ISLAMABAD: Medicine prices in the country are likely to skyrocket following the imposition of an 18% sales tax in the wake of the federal government's decision to deregulate the prices of non-essential medicines. According to a The News report published on Tuesday, the move will allow pharmaceutical companies to set and sell the prices of medicines as per their will. "The government has proposed an 18% sales tax on medicines in the next budget on the recommendation of the International Monetary Fund (IMF) as part of a broader effort to rationalise tax policies and increase revenue," an official of the Ministry of National Health Services, Regulations and Coordination (NHS, R&C) told the publication.
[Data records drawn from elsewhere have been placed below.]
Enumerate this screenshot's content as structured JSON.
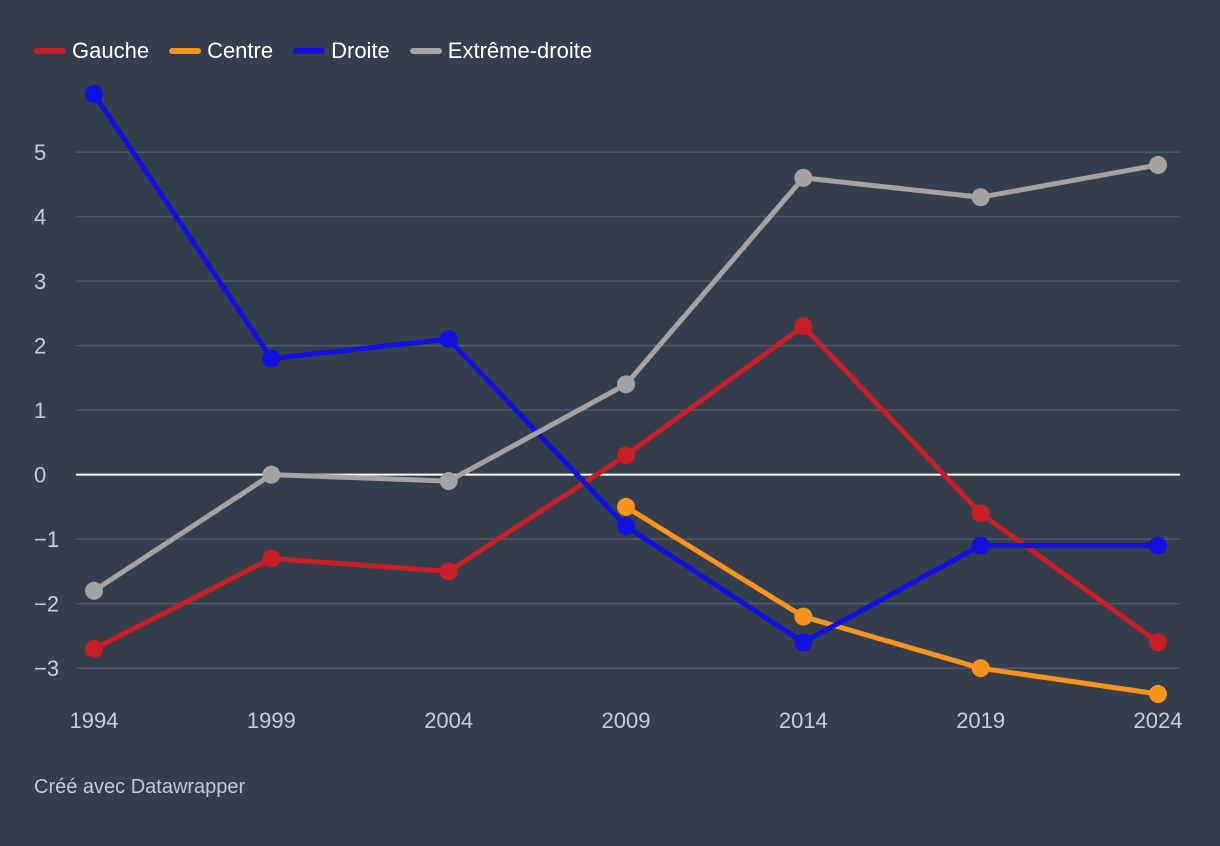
{
  "chart_data": {
    "type": "line",
    "title": "",
    "xlabel": "",
    "ylabel": "",
    "x": [
      "1994",
      "1999",
      "2004",
      "2009",
      "2014",
      "2019",
      "2024"
    ],
    "ylim": [
      -3.4,
      5.9
    ],
    "yticks": [
      5,
      4,
      3,
      2,
      1,
      0,
      -1,
      -2,
      -3
    ],
    "ytick_labels": [
      "5",
      "4",
      "3",
      "2",
      "1",
      "0",
      "−1",
      "−2",
      "−3"
    ],
    "grid": true,
    "legend_position": "top-left",
    "series": [
      {
        "name": "Gauche",
        "color": "#c81e26",
        "values": [
          -2.7,
          -1.3,
          -1.5,
          0.3,
          2.3,
          -0.6,
          -2.6
        ]
      },
      {
        "name": "Centre",
        "color": "#f7931e",
        "values": [
          null,
          null,
          null,
          -0.5,
          -2.2,
          -3.0,
          -3.4
        ]
      },
      {
        "name": "Droite",
        "color": "#1010e0",
        "values": [
          5.9,
          1.8,
          2.1,
          -0.8,
          -2.6,
          -1.1,
          -1.1
        ]
      },
      {
        "name": "Extrême-droite",
        "color": "#a3a3a3",
        "values": [
          -1.8,
          0.0,
          -0.1,
          1.4,
          4.6,
          4.3,
          4.8
        ]
      }
    ]
  },
  "footer": {
    "credit": "Créé avec Datawrapper"
  }
}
Authorities, the official added, have already deregulated the prices of thousands of medicines. Therefore, the prices of medicines will be out of the people's reach when combined with the 18% sales tax. The officials within the finance circles have claimed that the recommendation to impose an 18% sales tax is part of a set of measures suggested by the IMF to improve Pakistan’s fiscal health, which also includes bringing unprocessed food, petroleum products and stationery under the standard GST rate.
The Washington-based lender's recommendation for taxing medicines, however, comes at a time when the previous caretaker government had already deregulated medicine prices. It's move ended the Drug Regulatory Authority of Pakistan’s control over fixing prices and allowed pharmaceuti.